Die Beklagte hat dem Gutachten von Dr. S. insoweit widersprochen, als der Erstgesundheitsschaden als anspruchbegründende Tatsache vollbeweislich zu sichern sei. Der Kniebinnenschaden sei erst 24 Jahre nach dem angeschuldigten Ereignis erstmalig befundet worden.

Die Prozessbevollmächtigte der Klägerin hat eine Eidesstattliche Versicherung der Klägerin selbst vom 31. Juni 2006 beigebracht, nach der sie bekundet, beim damaligen Schulunfall einen Kreuzbandriss erlitten zu haben, der zu den heutigen Verletzungen ihres rechten Kniegelenks geführt habe. Sie habe vor oder nach dem Ereignis vom 25. November 1974 keine weiteren Verletzungen im rechten Kniegelenk erlitten. Die heute festgestellten Verletzungen des rechten Kniegelenks seien ausschließlich auf das Unfallereignis vom 25. November 1974 zurückzuführen.

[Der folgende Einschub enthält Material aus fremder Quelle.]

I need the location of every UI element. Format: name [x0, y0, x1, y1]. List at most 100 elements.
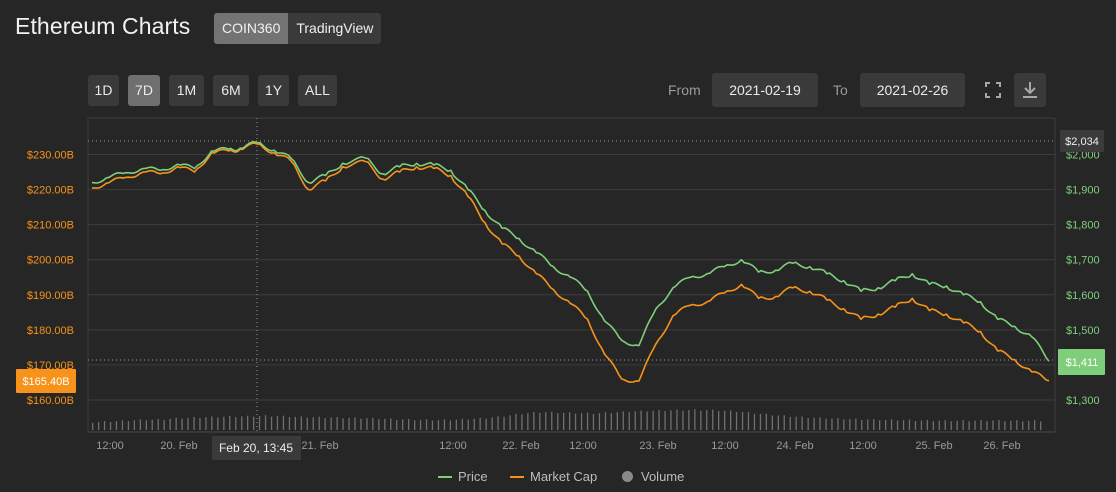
range-7d-button[interactable]: 7D	[128, 75, 160, 106]
current-price-label: $1,411	[1066, 357, 1099, 369]
legend-item-volume[interactable]: Volume	[622, 469, 684, 484]
volume-bar	[652, 410, 654, 430]
volume-bar	[664, 411, 666, 430]
volume-bar	[932, 421, 934, 430]
download-button[interactable]	[1014, 73, 1046, 107]
volume-bar	[551, 411, 553, 430]
legend-volume-label: Volume	[641, 469, 685, 484]
volume-bar	[288, 417, 291, 430]
volume-bar	[425, 419, 428, 430]
volume-bar	[867, 419, 869, 430]
volume-bar	[873, 419, 875, 430]
volume-bar	[306, 417, 308, 430]
volume-bar	[348, 417, 350, 430]
volume-bar	[628, 412, 630, 430]
left-axis-tick-label: $230.00B	[27, 150, 74, 162]
volume-bar	[700, 410, 702, 430]
volume-bar	[694, 409, 696, 430]
volume-bar	[616, 412, 618, 430]
volume-bar	[390, 418, 392, 430]
x-axis-tick-label: 21. Feb	[301, 440, 338, 452]
volume-bar	[771, 415, 773, 430]
legend-item-price[interactable]: Price	[438, 469, 488, 484]
volume-bar	[730, 410, 732, 430]
volume-bar	[759, 413, 762, 430]
volume-bar	[998, 419, 1000, 430]
volume-bar	[282, 415, 285, 430]
volume-bar	[658, 410, 660, 430]
volume-bar	[962, 420, 964, 430]
volume-bar	[515, 413, 517, 430]
volume-bar	[974, 420, 976, 430]
volume-bar	[264, 415, 267, 430]
volume-bar	[503, 416, 505, 430]
volume-bar	[777, 415, 779, 430]
volume-bar	[753, 413, 756, 430]
volume-bar	[1004, 421, 1006, 430]
legend-item-market-cap[interactable]: Market Cap	[510, 469, 597, 484]
range-all-button[interactable]: ALL	[298, 75, 337, 106]
volume-bar	[330, 417, 332, 430]
volume-bar	[968, 421, 970, 430]
volume-bar	[819, 417, 821, 430]
volume-bar	[956, 420, 958, 430]
volume-bar	[920, 420, 923, 430]
volume-bar	[443, 419, 446, 430]
volume-bar	[807, 418, 809, 430]
volume-bar	[598, 413, 601, 430]
volume-bar	[783, 415, 785, 430]
to-date-input[interactable]: 2021-02-26	[860, 73, 965, 107]
x-axis-tick-label: 23. Feb	[639, 440, 676, 452]
volume-bar	[986, 421, 988, 430]
range-1y-button[interactable]: 1Y	[258, 75, 289, 106]
price-swatch	[438, 475, 452, 478]
volume-bar	[902, 420, 905, 430]
price-line[interactable]	[91, 141, 1050, 362]
volume-bar	[586, 412, 589, 430]
volume-bar	[360, 418, 362, 430]
volume-bar	[139, 419, 141, 430]
volume-bar	[366, 418, 368, 430]
volume-bar	[437, 420, 440, 430]
chart-legend: Price Market Cap Volume	[0, 469, 1116, 487]
volume-bar	[1034, 420, 1036, 430]
source-coin360-button[interactable]: COIN360	[214, 13, 289, 44]
from-date-input[interactable]: 2021-02-19	[712, 73, 818, 107]
volume-bar	[521, 414, 523, 430]
volume-bar	[825, 418, 827, 430]
volume-bar	[479, 417, 481, 430]
volume-bar	[211, 416, 213, 430]
range-1m-button[interactable]: 1M	[169, 75, 204, 106]
volume-bar	[109, 422, 112, 430]
range-6m-button[interactable]: 6M	[213, 75, 249, 106]
volume-bar	[276, 416, 279, 430]
market-cap-line[interactable]	[91, 142, 1050, 383]
right-axis-tick-label: $2,000	[1066, 150, 1100, 162]
left-axis-tick-label: $180.00B	[27, 325, 74, 337]
volume-bar	[354, 417, 356, 430]
crosshair-market-cap-badge	[16, 369, 76, 393]
left-axis-tick-label: $210.00B	[27, 220, 74, 232]
right-axis-tick-label: $1,500	[1066, 325, 1100, 337]
volume-bar	[217, 417, 219, 430]
x-axis-tick-label: 12:00	[439, 440, 467, 452]
volume-bar	[718, 411, 720, 430]
legend-market-cap-label: Market Cap	[530, 469, 598, 484]
volume-bar	[747, 412, 750, 430]
volume-bar	[509, 415, 511, 430]
volume-bar	[491, 417, 493, 430]
range-1d-button[interactable]: 1D	[88, 75, 119, 106]
volume-bar	[622, 411, 624, 430]
volume-bar	[539, 412, 541, 430]
volume-bar	[414, 420, 416, 430]
source-tradingview-button[interactable]: TradingView	[296, 20, 374, 36]
fullscreen-icon[interactable]	[983, 80, 1003, 100]
volume-bar	[885, 419, 887, 430]
volume-bar	[163, 419, 165, 430]
volume-bar	[318, 416, 320, 430]
volume-bar	[372, 417, 374, 430]
volume-bar	[735, 412, 738, 430]
crosshair-market-cap-label: $165.40B	[22, 376, 69, 388]
volume-bar	[843, 419, 845, 430]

Die Beklagte hat entgegnet, ein Gesundheitsschaden müsse als anspruchsbegründende Tatsache vollbeweislich gegeben sein. Trotz umfangreicher Ermittlungen habe ein Erstbefund zeitnah zum Ereignis nicht beigebracht werden können. Es bestehe lediglich die Möglichkeit, dass sich die Klägerin am 25. November 1974 eine Verletzung am rechten Knie zugezogen habe, welche später weiterhin behandlungsbedürftig gewesen sei.

Auf gerichtliche Anfrage hat Dr. K. vom Gesundheitsamt des A. S. unter dem 3. April 2006 mitgeteilt, dass trotz intensivster Nachforschungen im Kreisarchiv keine Behandlungsunterlagen gefunden worden seien. Im Übrigen hat die Ärztin auf die Aufbewahrungspflicht von 10 Jahren nach Abschluss der Behandlung hingewiesen.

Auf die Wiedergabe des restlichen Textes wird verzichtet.